JocelynJocelyn gave birth to her son in a Brazilian hospital. She had a traumatic time. An unwanted cesarean, subsequent infection, complications and further surgery kept her from taking care of her baby. When she was finally allowed home to be with her family, things didn’t go well. Thankfully, she eventually found APP.

“I was finally allowed home and felt like an awful mother, I hadn’t had the skin to skin contact for as long as I wanted when he was born, I couldn’t do all his “firsts” and now I was back to square one again.

I thought I had postpartum depression and my husband told me one night that he thought I was depressed. I agreed with him but not to his face.

My husband realised that there was a bigger problem when we decided to go into town by bus. I was convinced he was actually taking me to the hospital, as he was using a different nappy bag. I thought people were staring at me and then at my baby. I thought I was bleeding and my dress was covered in blood and the reason people were staring at the pram was because there was no baby in it. I thought that the second c-section was because my baby had died and everyone was humouring me by agreeing that my baby was still alive. I asked my husband if we actually had a baby and if he was alive and in the pram. He replied of course can you not see him? My response was I can but can everyone else?

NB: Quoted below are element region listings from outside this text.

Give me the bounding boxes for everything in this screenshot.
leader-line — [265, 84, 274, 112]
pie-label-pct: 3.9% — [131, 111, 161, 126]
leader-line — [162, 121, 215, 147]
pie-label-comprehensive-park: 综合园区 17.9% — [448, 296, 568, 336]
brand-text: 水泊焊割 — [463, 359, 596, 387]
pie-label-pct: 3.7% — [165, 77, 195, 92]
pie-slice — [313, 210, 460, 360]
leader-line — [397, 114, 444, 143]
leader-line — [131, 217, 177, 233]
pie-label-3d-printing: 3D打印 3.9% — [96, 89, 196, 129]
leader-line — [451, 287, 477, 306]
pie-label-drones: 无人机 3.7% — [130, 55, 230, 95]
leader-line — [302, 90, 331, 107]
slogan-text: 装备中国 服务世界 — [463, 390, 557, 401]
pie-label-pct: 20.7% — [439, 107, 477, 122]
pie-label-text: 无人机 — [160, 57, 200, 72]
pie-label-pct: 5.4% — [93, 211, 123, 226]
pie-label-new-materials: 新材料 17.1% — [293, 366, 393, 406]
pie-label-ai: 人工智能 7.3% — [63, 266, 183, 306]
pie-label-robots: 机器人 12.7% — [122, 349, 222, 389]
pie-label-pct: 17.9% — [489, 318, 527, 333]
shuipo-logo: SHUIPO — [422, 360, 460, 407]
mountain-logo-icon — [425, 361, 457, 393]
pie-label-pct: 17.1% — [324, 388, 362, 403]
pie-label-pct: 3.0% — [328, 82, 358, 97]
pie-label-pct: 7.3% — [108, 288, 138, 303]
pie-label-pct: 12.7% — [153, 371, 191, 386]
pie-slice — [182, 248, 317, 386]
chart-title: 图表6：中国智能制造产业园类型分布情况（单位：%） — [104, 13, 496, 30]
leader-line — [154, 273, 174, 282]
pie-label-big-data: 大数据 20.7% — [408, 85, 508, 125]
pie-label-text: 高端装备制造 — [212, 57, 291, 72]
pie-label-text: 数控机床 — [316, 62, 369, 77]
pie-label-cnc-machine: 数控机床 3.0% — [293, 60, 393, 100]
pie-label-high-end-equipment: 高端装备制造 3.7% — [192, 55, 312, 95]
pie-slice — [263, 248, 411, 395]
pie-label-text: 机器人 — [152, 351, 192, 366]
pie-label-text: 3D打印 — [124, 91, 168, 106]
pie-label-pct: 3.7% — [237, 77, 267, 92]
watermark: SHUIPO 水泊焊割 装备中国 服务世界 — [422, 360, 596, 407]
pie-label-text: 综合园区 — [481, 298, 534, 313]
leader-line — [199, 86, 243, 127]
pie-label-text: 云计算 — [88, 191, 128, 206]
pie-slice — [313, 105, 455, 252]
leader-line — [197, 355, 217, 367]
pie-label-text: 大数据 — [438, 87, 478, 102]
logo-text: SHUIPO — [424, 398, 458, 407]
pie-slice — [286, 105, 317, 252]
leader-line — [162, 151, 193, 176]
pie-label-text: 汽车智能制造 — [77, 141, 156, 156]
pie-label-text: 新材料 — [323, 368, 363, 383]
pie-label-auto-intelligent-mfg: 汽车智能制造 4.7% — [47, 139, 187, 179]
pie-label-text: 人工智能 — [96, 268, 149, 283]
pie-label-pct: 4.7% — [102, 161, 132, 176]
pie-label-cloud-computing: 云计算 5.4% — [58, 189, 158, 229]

Everything seemed much worse than it was. I thought my husband hurt his shoulder, which had been broken a few years ago. I was sure he was in lots of pain but was trying to hide it from me so as not to worry me. I took myself and my baby off to a friend’s to give him an excuse to go the hospital without me supposedly knowing and spent the afternoon telling my friends that he was in hospital but didn’t want me to know or worry me.

We decided to go the beach, thinking that some time away and a place to relax would calm me down. I would break down and have panic attacks not knowing who to trust because if doctors lied about things then everyone did. One day we were on the beach and we went into the sea and I was convinced I was dying and the waves were taking me into the light to die. Then when my husband was dressing me I started screaming that he was putting me in a straight-jacket.

We finally decided that we should go back home and see a psychiatrist. After 3 or 4 attempts to get me in the car, we finally got on our way. I refused to open my eyes at the hospital, as I didn’t want to see anything that wasn’t real or see the doctor from my first surgery. They sedated me as I hadn’t slept for 3 days and took me to another room which I thought was the operating room, as I still refused to open my eyes. I started screaming not to give me an epidural, as in the second c-section it was done by a resident and was really difficult and painful as I was so tense. I was petrified I was going to get another. I was told to come back the next day as the psychiatrist wasn’t there.

The next day I was given 5 months worth of antidepressants and sent home. Having no previous history of mental health issues, hearing some of the things I did, just sounds unreal. My husband said I thought I had two babies at one point because of the two c-sections. I thought that my baby was acting like scenes out of The Exorcist, that my husband had cameras in the bedroom to check that I was being a good mother. I was paranoid about everything and couldn’t make simple decisions. I became obsessed with taking photos to see if I could really see my baby and that he was real. People told me I shouldn’t eat certain foods because it would give the baby more colic, wind or make my milk taste funny. So I stopped eating and lost about 2½ stone in 3 weeks. Because everyone was talking Portuguese I always thought they were talking about what a bad mother I was.

After researching postpartum psychosis, I found APP and frequently used the peer support forum. This was the only support I had until we decided to return to the UK when my son was 9 months old. I received some CBT and continued with antidepressants.

I found that speaking to other people that had had the same experience was the most valuable support. While mine was only online, if women and their families had a “buddy” that they could meet up with that had been through the same experience, I believe this would be invaluable.

There is so much stigmatism and shame admitting that you are struggling during what should be the happiest moment in your life, connecting with other people I believe would help families feel more normal and provide hope.”